The SNP is certainly not a socialist party: it has absolutely no intention of going beyond capitalism. Nevertheless, the influx of new members since the referendum and even some of its new MPs may try to push to the party to the left and may succeed to some extent.

The Scottish Greens are a different kettle of fish. They have succeeded in occupying at least part of the space to the left of the SNP. Their election campaign not only promised to end austerity and roll back welfare cuts, but to defend public services and renationalize the railways. One of the reasons cited for their opposition to the TTIP was that it would “lock-in” privatizations. In a campaign where there was huge pressure to vote for the SNP, they held their own, saving their deposits in a number of constituencies, particularly in Edinburgh – though their best result, over six per cent, was in one of the Glasgow seats.

The Greens, like the SNP, saw a flood of new members after the referendum campaign. So did the SSP. This was a welcome relief after what might reasonably be called the crossing of the desert after the crisis brought about by the Sheridan affair. Many young, working-class people have joined the party and this was reflected in its May 23 conference. It was all the more welcome that at that conference the party did not let success go to its head and think it could be the left alternative on its own. It voted to take part in the project of building a broad left alliance to stand candidates at the next Scottish parliamentary elections in spring 2016, a project the Herald newspaper has called the “Scottish Syriza”. And the decision was important. Today the SSP alone cannot represent the left alternative in Scotland. But a broad left alliance without the SSP would be considerably weaker.

Apart from the SSP, any other left groups that are involved will be very small. This project will not be an alliance of parties. Among its initiators are people who played leading roles in the Radical Independence Campaign, Women for Independence and other grassroots campaigns and networks that made up the left wing of the Yes campaign, and the way those networks functioned will influence it strongly. It has also been supported by trade unionists, including veterans of the 1971 UCS sit-in, and a number of academics and writers, as well as by Myrto Tsakatika, a leading figure in Syriza Scotland. Its references are to parties in Europe like Syriza and Podemos.
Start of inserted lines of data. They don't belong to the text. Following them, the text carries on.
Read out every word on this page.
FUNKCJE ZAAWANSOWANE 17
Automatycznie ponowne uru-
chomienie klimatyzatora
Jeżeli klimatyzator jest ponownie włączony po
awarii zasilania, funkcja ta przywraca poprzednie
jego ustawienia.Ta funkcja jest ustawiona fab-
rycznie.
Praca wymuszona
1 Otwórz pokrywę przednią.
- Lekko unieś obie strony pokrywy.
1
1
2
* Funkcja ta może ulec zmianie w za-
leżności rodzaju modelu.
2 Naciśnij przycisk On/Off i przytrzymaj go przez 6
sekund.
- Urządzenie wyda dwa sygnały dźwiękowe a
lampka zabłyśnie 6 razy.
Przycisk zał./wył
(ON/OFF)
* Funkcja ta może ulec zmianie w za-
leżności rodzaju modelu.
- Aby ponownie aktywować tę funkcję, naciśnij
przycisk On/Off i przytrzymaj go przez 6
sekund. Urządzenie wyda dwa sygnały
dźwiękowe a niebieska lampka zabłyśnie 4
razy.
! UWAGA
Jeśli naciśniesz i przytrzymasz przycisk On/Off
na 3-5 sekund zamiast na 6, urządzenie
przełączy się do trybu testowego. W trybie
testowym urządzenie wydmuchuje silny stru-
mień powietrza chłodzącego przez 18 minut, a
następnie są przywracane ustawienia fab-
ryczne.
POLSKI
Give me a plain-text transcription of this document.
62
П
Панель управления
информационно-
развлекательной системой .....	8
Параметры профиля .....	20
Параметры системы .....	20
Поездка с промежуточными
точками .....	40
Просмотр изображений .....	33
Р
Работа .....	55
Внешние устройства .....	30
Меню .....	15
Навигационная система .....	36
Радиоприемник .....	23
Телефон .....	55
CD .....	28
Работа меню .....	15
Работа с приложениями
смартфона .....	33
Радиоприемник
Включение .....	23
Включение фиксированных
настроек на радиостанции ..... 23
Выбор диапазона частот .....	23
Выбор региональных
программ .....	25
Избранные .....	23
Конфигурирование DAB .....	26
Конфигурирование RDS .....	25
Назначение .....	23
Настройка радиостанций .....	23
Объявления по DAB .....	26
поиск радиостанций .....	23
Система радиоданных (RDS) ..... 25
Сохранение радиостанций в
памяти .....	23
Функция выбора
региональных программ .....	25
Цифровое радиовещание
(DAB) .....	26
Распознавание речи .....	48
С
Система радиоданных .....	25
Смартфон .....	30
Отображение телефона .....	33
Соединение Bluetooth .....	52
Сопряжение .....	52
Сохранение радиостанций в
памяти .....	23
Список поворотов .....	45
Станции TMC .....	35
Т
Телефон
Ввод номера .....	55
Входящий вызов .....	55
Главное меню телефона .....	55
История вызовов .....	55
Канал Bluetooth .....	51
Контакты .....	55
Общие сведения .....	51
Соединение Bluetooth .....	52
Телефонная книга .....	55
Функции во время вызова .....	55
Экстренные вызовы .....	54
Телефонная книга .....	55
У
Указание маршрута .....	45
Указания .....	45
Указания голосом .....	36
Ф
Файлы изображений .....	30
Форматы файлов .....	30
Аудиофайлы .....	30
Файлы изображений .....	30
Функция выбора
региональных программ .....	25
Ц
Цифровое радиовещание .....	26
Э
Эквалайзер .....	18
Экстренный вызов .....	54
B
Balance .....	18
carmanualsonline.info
There is clearly considerable potential for this left alliance in gestation. There is an audience in Scotland for a force representing a socialist challenge, defending direct participatory democracy, social ownership, redistribution of wealth and a break with the British state. And the road to those people was found during the referendum campaign by consistent work at the grassroots and by initiating dialogue rather than talking down to people. That can be repeated not only on the electoral terrain but in the multiple forms of resistance to austerity that will manifest themselves in the coming period.